Mormon church backs LGBT rights — with one condition

Convening a rare press conference on Tuesday at church headquarters in Salt Lake City, Mormon leaders pledged to support anti-discrimination laws for gays, lesbians, bisexuals and transgender people, as long the laws also protect the rights of religious groups.

In exchange, the Mormon church wants gay rights advocates — and the government — to back off.

“When religious people are publicly intimidated, retaliated against, forced from employment or made to suffer personal loss because they have raised their voice in the public square, donated to a cause or participated in an election, our democracy is the loser,” said Elder Dallin Oaks, a member of the church’s Quorum of Twelve Apostles.

“Such tactics are every bit as wrong as denying access to employment, housing or public services because of race or gender.”

The Mormon church is one of several religious groups to complain about religious freedom coming under “attack” in recent years. The Catholic church and Southern Baptists, among other evangelicals, have sounded the alarm as well.

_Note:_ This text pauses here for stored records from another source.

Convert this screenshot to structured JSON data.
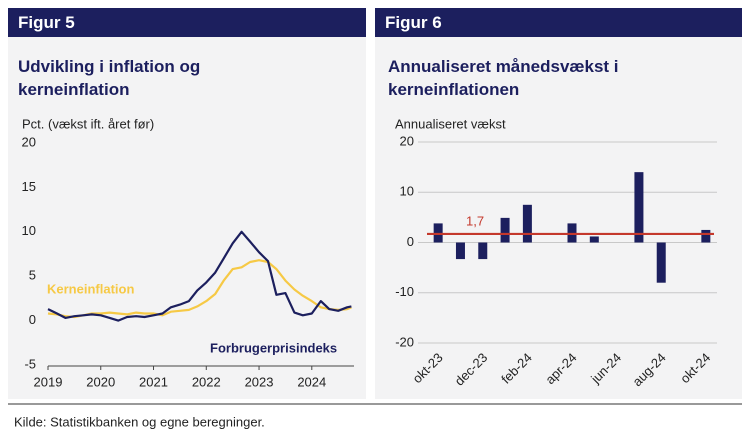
{
  "chart_data": [
    {
      "type": "line",
      "figure": "Figur 5",
      "title": "Udvikling i inflation og kerneinflation",
      "ylabel": "Pct. (vækst ift. året før)",
      "x": [
        2019,
        2019.17,
        2019.33,
        2019.5,
        2019.67,
        2019.83,
        2020,
        2020.17,
        2020.33,
        2020.5,
        2020.67,
        2020.83,
        2021,
        2021.17,
        2021.33,
        2021.5,
        2021.67,
        2021.83,
        2022,
        2022.17,
        2022.33,
        2022.5,
        2022.67,
        2022.83,
        2023,
        2023.17,
        2023.33,
        2023.5,
        2023.67,
        2023.83,
        2024,
        2024.17,
        2024.33,
        2024.5,
        2024.67,
        2024.75
      ],
      "series": [
        {
          "name": "Kerneinflation",
          "color": "#f6c945",
          "values": [
            0.8,
            0.7,
            0.5,
            0.4,
            0.6,
            0.8,
            0.8,
            0.9,
            0.8,
            0.7,
            0.9,
            0.8,
            0.8,
            0.6,
            1.0,
            1.1,
            1.2,
            1.6,
            2.2,
            3.0,
            4.5,
            5.8,
            6.0,
            6.6,
            6.8,
            6.6,
            5.8,
            4.5,
            3.5,
            2.8,
            2.2,
            1.5,
            1.3,
            1.2,
            1.3,
            1.5
          ]
        },
        {
          "name": "Forbrugerprisindeks",
          "color": "#1c1f5e",
          "values": [
            1.3,
            0.8,
            0.3,
            0.5,
            0.6,
            0.7,
            0.6,
            0.3,
            0.0,
            0.4,
            0.5,
            0.4,
            0.6,
            0.8,
            1.5,
            1.8,
            2.2,
            3.4,
            4.3,
            5.4,
            7.0,
            8.7,
            10.0,
            8.9,
            7.7,
            6.7,
            2.9,
            3.1,
            0.9,
            0.6,
            0.8,
            2.2,
            1.3,
            1.1,
            1.5,
            1.6
          ]
        }
      ],
      "xlim": [
        2019,
        2024.8
      ],
      "xticks": [
        2019,
        2020,
        2021,
        2022,
        2023,
        2024
      ],
      "ylim": [
        -5,
        20
      ],
      "yticks": [
        -5,
        0,
        5,
        10,
        15,
        20
      ],
      "grid": false
    },
    {
      "type": "bar",
      "figure": "Figur 6",
      "title": "Annualiseret månedsvækst i kerneinflationen",
      "ylabel": "Annualiseret vækst",
      "categories": [
        "okt-23",
        null,
        "dec-23",
        null,
        "feb-24",
        null,
        "apr-24",
        null,
        "jun-24",
        null,
        "aug-24",
        null,
        "okt-24"
      ],
      "values": [
        3.8,
        -3.3,
        -3.3,
        4.9,
        7.5,
        0,
        3.8,
        1.2,
        0,
        14.0,
        -8.0,
        0,
        2.5
      ],
      "color": "#1c1f5e",
      "reference_line": {
        "value": 1.7,
        "label": "1,7",
        "color": "#c4382c"
      },
      "ylim": [
        -20,
        20
      ],
      "yticks": [
        -20,
        -10,
        0,
        10,
        20
      ],
      "grid": true
    }
  ],
  "source": "Kilde:  Statistikbanken og egne beregninger."
}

It begins with the rights of faith communities to preach their beliefs from the pulpit, teach them in church classrooms and freely select their own leaders and ministers, Holland said.

But religious freedom should also extend to Mormon physicians who refuse to perform abortions or artificial insemination for a lesbian couple, or a Catholic pharmacist who declines to carry the “morning after” pill, he added.

As Mormon leaders acknowledged Tuesday, such situations have perplexed politicians, appeared on court dockets across the country and set conservative and liberals at fierce odds.

“These are serious issues,” Holland said, “and they require serious minds engaged in thoughtful, courteous discourse.”